Investors were also relieved after Iran and Israel said they had halted ⁠attacks on ​each other. The halt followed an appeal from U.S. President Donald Trump that they immediately “stop shooting.” The attacks over 24 hours were the most direct confrontation between Iran and Israel since an April ceasefire in the war.

The Dow ended lower and stocks overall closed off the day’s highs.

Apple shares eased late and finished 1.9% lower even as the company ​unveiled a series of AI upgrades to Siri at its annual Worldwide Developers Conference.

Investors may be having a “sell-on-the-news” response, said Bruce Zaro, managing director at Granite Wealth Management in Plymouth, Massachusetts.

“Perception has been for quite some time that Apple had been behind the curve as far as their AI offerings. That’s why the stock widely underperformed many of the other big techs for some time until recently,” he said.

S&P 500 technology led sector ‌advancers, rising 1.5%, and the Philadelphia SE Semiconductor Index jumped 5.6%, rebounding from Friday’s losses that wiped out more than US$1 trillion in market value for U.S.-listed chipmakers. Also, Intel shares gained 11.2% after news website the Information reported that Alphabet’s Google had placed an order to manufacture more than 3 million tensor processing units in 2028.

“Today looks like a day where investors are doing a little bit of bargain hunting off the big tech ‌selloff,” said Rick Meckler, ​partner at Cherry Lane Investments, a ‌family investment office in New Vernon, New Jersey. “What normally happens after that is you get analysts coming in and reiterating ​buys.”

He added: “This market has been priced for quite a while for perfection, and ⁠these are certainly imperfect times. In that environment, you are going to see some back-and-forth, and some fear ⁠of prices having gone too far.”

Stocks sold off on Friday after hitting a series of record highs recently. Underwhelming results from chipmaker Broadcom last week ​had raised concerns that the chip sector was growing too fast, while much stronger-than-expected jobs data for May contributed to Friday’s rout, as traders priced in interest rate increases this year. Broadcom gained 2.8%.

The Dow Jones Industrial Average fell 80.77 points, or 0.16%, to 50,786.01, the S&P 500 gained 21.99 points, or 0.30%, to 7,405.73 and the Nasdaq Composite gained 220.23 points, or 0.86%, to 25,929.66.

The Toronto Stock Exchange’s ​S&P/TSX composite index ended up 65.29 points, or ‌0.2%, at 34,478.74, after posting on Friday its biggest decline in nearly four months.

The TSX energy sector rose 1.6% as the price of oil settled 0.8% higher ⁠at US$91.30 a barrel. Technology was up 0.9%, with shares of electronic equipment company Celestica Inc adding 3.8%. Heavily weighted financials added 0.4%.

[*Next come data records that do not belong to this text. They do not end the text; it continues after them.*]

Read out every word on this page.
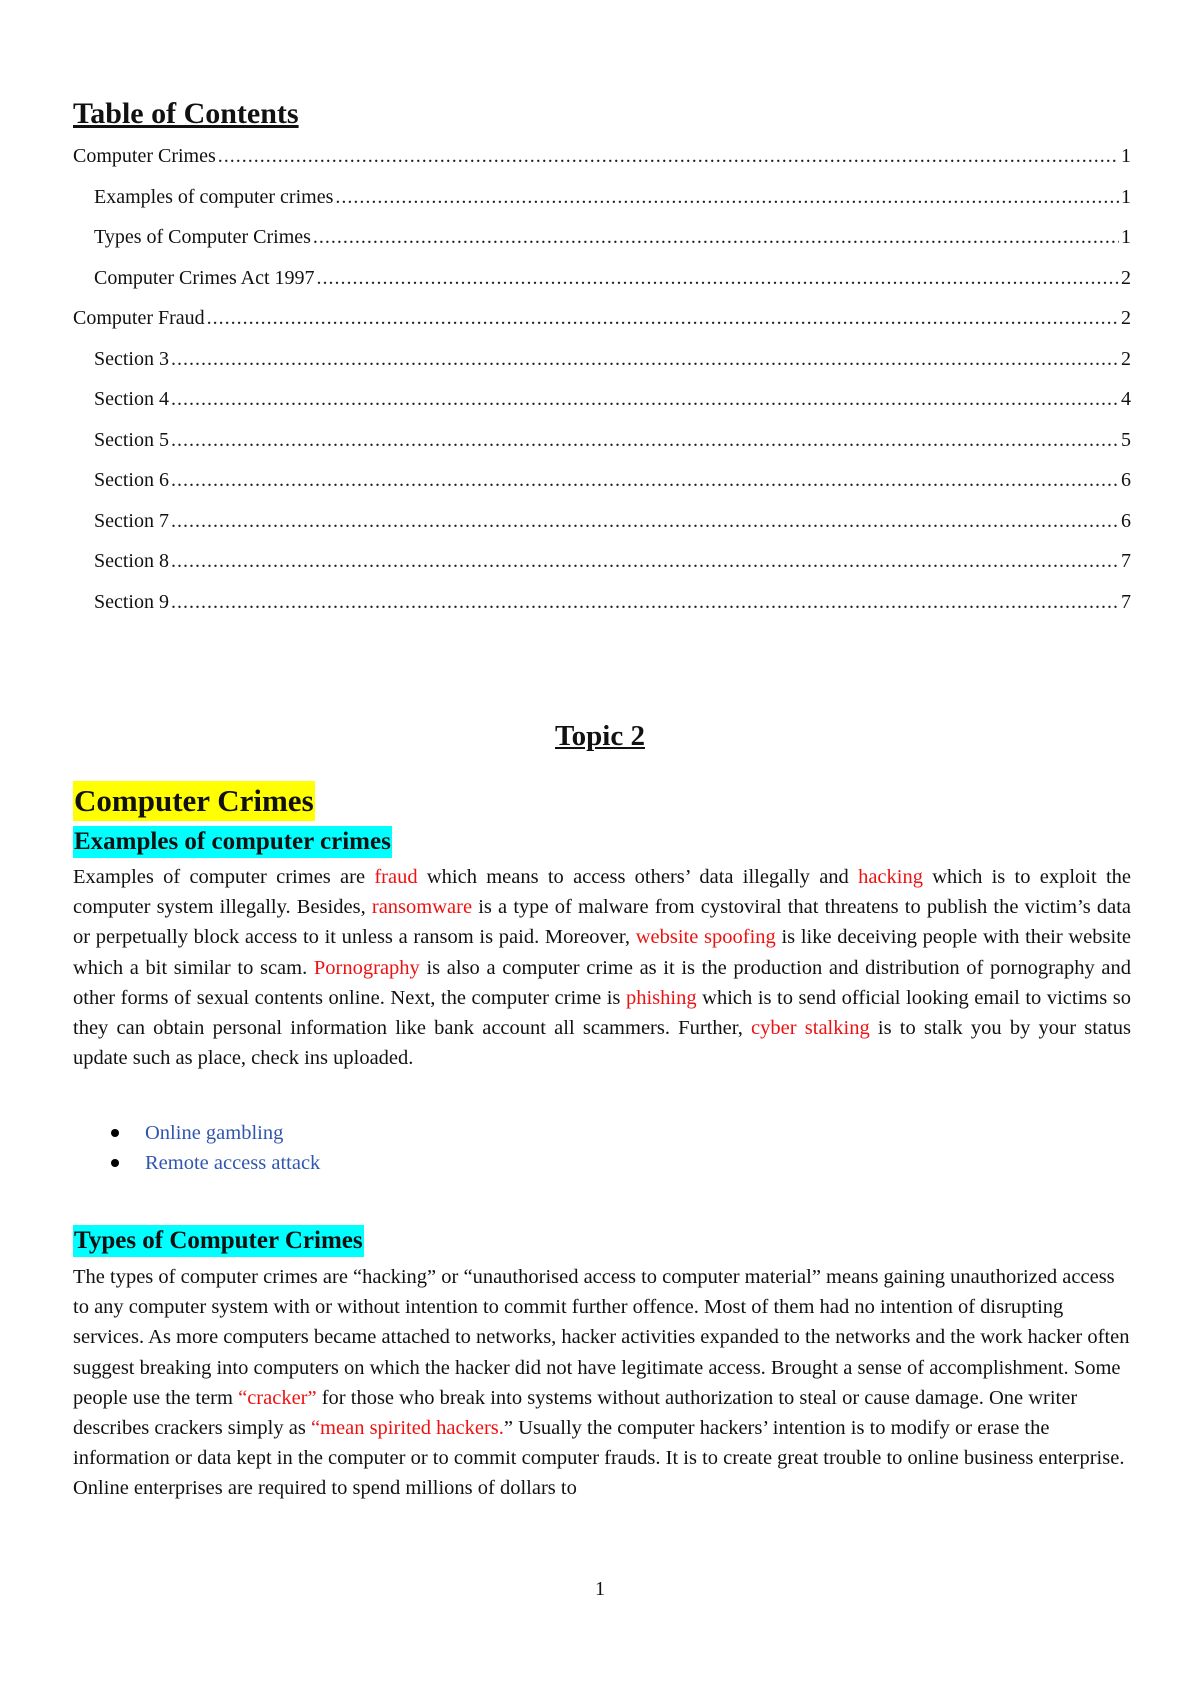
Table of Contents
Computer Crimes .....	1
Examples of computer crimes .....	1
Types of Computer Crimes .....	1
Computer Crimes Act 1997 .....	2
Computer Fraud .....	2
Section 3 .....	2
Section 4 .....	4
Section 5 .....	5
Section 6 .....	6
Section 7 .....	6
Section 8 .....	7
Section 9 .....	7
Topic 2
Computer Crimes
Examples of computer crimes

Examples of computer crimes are fraud which means to access others’ data illegally and hacking which is to exploit the computer system illegally. Besides, ransomware is a type of malware from cystoviral that threatens to publish the victim’s data or perpetually block access to it unless a ransom is paid. Moreover, website spoofing is like deceiving people with their website which a bit similar to scam. Pornography is also a computer crime as it is the production and distribution of pornography and other forms of sexual contents online. Next, the computer crime is phishing which is to send official looking email to victims so they can obtain personal information like bank account all scammers. Further, cyber stalking is to stalk you by your status update such as place, check ins uploaded.

Online gambling
Remote access attack
Types of Computer Crimes

The types of computer crimes are “hacking” or “unauthorised access to computer material” means gaining unauthorized access to any computer system with or without intention to commit further offence. Most of them had no intention of disrupting services. As more computers became attached to networks, hacker activities expanded to the networks and the work hacker often suggest breaking into computers on which the hacker did not have legitimate access. Brought a sense of accomplishment. Some people use the term “cracker” for those who break into systems without authorization to steal or cause damage. One writer describes crackers simply as “mean spirited hackers.” Usually the computer hackers’ intention is to modify or erase the information or data kept in the computer or to commit computer frauds. It is to create great trouble to online business enterprise. Online enterprises are required to spend millions of dollars to

1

Other big tech advancers on Wall Street included Marvell Technology, which jumped 9.6% as the ​chipmaker was set to join the benchmark S&P 500 before the start of trading on June 22.

SpaceX’s initial public offering on Friday could prove a major test for U.S. stock markets, with investors wary of ⁠possible overexuberance.

Among other U.S. stocks, Eli Lilly gained 1.6% after ⁠the drugmaker’s trial results showed its next-generation obesity drug, retatrutide, curbed sleep apnea severity in addition to boosting weight loss and helping knee pain.

Declining issues outnumbered advancers by ‌a 1.01-to-1 ratio on the New York Stock Exchange. There were 129 new highs and 162 new lows on the NYSE. On ​the Nasdaq, 2,746 stocks rose and 2,142 fell as advancing issues outnumbered decliners by a 1.28-to-1 ratio. The S&P 500 posted 13 new 52-week highs and 7 new lows while the Nasdaq Composite recorded 105 new highs and 164 new lows.

Volume on U.S. exchanges was 19.50 billion shares, compared with the roughly 20.3 billion average for the full ​session over the last 20 trading days.